Jeszcze dziś wieczorem Premier Beata Szydło wraz z pozostałymi szefami rządów państw Grupy Wyszehradzkiej spotka się z przewodniczącym Komisji Europejskiej Jean-Claude’em Junckerem. Premier przyleciała do Brukseli na dwudniowy szczyt Unii Europejskiej.
Politycy będą rozmawiać między innymi o reformie Unii Europejskiej, kwestii delegowania pracowników i kryzysie migracyjnym.
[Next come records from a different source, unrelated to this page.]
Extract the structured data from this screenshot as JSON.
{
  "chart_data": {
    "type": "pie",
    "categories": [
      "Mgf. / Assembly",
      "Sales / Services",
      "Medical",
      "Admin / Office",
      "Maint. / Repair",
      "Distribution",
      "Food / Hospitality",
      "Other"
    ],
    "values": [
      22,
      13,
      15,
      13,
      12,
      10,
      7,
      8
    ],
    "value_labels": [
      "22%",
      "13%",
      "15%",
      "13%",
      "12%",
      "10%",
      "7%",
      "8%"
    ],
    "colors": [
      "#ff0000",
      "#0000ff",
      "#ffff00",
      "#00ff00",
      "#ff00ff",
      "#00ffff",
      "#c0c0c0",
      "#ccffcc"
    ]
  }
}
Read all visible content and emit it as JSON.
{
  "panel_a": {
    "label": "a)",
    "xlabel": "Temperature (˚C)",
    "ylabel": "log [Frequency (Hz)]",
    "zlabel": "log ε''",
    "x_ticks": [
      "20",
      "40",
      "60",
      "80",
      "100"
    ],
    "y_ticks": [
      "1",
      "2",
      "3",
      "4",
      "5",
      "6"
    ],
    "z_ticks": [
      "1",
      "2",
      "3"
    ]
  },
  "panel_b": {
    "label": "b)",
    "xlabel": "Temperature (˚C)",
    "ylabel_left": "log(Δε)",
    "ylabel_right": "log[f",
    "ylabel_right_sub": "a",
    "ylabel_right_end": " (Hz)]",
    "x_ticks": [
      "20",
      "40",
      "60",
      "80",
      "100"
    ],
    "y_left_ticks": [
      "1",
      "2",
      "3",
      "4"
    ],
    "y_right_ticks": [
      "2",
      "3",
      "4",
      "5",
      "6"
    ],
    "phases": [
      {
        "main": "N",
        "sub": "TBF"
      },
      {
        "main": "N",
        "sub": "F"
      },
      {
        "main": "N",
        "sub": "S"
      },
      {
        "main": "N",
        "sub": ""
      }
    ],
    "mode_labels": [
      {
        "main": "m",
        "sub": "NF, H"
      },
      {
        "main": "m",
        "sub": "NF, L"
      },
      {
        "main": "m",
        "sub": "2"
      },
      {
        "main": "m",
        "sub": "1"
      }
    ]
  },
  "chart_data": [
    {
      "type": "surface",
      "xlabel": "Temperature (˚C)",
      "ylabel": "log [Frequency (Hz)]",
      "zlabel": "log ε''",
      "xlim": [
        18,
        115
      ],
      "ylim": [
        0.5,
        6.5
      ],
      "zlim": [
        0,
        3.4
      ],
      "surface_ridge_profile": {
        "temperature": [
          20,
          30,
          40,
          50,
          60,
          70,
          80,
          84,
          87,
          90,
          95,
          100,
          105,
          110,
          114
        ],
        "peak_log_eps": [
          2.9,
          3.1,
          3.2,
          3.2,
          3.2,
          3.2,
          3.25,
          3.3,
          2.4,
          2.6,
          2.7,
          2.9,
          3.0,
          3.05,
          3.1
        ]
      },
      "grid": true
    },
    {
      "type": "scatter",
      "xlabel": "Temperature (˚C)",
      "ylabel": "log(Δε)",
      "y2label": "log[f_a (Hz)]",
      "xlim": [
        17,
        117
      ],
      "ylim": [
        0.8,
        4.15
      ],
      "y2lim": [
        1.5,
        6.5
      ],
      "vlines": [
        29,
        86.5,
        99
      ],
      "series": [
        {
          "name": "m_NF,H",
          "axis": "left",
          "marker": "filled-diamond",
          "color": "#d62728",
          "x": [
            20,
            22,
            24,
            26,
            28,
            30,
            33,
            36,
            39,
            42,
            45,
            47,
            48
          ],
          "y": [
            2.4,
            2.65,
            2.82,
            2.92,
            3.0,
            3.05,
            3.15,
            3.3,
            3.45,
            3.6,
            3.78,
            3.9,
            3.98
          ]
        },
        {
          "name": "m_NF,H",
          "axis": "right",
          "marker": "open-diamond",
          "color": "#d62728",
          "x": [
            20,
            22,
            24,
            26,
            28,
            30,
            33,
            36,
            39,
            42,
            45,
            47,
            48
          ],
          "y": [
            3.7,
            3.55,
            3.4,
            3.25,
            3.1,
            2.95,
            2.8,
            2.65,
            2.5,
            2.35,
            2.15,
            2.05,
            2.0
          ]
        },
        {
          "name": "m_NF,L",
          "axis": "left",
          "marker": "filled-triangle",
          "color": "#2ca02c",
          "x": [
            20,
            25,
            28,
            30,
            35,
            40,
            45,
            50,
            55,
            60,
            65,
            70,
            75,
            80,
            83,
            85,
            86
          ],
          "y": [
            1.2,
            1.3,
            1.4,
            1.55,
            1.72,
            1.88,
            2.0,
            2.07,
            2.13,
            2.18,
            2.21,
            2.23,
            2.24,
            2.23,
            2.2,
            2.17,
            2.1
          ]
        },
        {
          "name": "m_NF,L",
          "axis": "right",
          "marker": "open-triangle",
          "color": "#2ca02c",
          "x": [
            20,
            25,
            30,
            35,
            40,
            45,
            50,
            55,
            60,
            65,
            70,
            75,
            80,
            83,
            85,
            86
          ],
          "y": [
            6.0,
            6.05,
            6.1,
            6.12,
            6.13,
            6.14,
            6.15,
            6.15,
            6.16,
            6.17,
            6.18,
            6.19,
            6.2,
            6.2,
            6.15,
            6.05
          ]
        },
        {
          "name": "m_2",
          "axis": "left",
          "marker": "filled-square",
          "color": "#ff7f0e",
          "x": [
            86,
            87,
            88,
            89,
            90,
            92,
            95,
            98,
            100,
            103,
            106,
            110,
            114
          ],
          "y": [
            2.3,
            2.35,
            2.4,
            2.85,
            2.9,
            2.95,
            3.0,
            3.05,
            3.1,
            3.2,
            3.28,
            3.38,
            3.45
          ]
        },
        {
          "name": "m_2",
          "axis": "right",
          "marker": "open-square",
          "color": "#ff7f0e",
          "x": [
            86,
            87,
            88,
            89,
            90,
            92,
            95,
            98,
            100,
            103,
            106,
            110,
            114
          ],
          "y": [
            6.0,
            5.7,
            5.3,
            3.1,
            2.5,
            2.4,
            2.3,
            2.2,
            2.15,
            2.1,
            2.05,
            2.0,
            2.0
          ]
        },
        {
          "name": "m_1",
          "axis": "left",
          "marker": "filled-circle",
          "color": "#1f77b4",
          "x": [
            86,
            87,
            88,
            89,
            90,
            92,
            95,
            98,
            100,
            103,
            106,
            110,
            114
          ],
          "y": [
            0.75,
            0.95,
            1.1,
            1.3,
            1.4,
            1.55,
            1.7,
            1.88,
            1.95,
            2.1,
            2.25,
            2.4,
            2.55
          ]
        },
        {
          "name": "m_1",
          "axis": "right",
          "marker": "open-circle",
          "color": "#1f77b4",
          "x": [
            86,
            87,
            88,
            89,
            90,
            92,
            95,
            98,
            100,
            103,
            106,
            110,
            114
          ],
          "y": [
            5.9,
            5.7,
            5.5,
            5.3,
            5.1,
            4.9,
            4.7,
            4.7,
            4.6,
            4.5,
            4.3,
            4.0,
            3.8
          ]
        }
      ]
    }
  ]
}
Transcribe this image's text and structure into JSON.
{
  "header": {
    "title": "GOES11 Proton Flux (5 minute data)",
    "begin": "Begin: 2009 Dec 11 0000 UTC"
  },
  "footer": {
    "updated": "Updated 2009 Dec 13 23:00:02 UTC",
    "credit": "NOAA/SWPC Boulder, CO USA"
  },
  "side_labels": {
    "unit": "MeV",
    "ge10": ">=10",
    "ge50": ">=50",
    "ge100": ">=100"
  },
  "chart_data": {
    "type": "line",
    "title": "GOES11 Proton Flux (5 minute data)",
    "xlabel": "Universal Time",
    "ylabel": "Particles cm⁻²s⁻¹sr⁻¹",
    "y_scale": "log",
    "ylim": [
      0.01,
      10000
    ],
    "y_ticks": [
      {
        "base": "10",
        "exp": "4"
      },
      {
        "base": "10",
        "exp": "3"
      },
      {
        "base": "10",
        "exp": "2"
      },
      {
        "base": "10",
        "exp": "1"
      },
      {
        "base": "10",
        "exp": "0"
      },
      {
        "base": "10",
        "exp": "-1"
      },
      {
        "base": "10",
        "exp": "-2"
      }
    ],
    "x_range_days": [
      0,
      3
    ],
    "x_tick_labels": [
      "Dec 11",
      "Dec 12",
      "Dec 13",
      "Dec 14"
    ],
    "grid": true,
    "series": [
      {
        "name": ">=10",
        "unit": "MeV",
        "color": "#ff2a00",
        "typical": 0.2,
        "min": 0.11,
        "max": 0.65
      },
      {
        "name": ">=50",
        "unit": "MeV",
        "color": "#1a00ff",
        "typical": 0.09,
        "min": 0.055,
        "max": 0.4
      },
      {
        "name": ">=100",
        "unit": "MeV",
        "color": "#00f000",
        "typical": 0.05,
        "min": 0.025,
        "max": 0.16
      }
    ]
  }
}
Do spotkania dojdzie z inicjatywy szefa Komisji Europejskiej. Jean-Claude Juncker zaprosił premierów Polski, Słowacji, Czech i Węgier, by przy kolacji porozmawiać o problemach, z jakimi boryka się Unia Europejska. Wiceminister spraw zagranicznych Konrad Szymański powiedział dziennikarzom, że strona polska dostrzega zaburzenia równowagi interesów między poszczególnymi państwami Wspólnoty. Podkreślił, że paradoksem jest, że państwa, które wykazują więcej zaufania do procesu integracji, mają większe kłopoty w realizowaniu swoich zamierzeń. Te kraje, które postawiły znaki zapytania, jeśli chodzi o proces integracji, mają łatwiej. Jako przykład podał Francję i jej argumenty za zmianą przepisów o delegowaniu pracowników. Dla nas, jak mówił wiceminister, proponowane zmiany, zaostrzające reguły delegowania, są nie do zaakceptowania. „Brak porozumienia, jest lepszy niż złe porozumienie, my w pełni bierzemy odpowiedzialność za to, ze uniemożliwiliśmy przyjęcie podejścia ogólnego pół roku temu”, powiedział Szymański.
Wiceminister zaznaczył, że kraje Grupy Wyszehradzkiej mają również jasne oczekiwania dotyczące dalekosiężnej reformy Unii Europejskiej. Jak mówił „ona w jakimś stopniu ruszyła, przyniosła pewne efekty, ale przygotowujemy się do poważniejszej operacji”.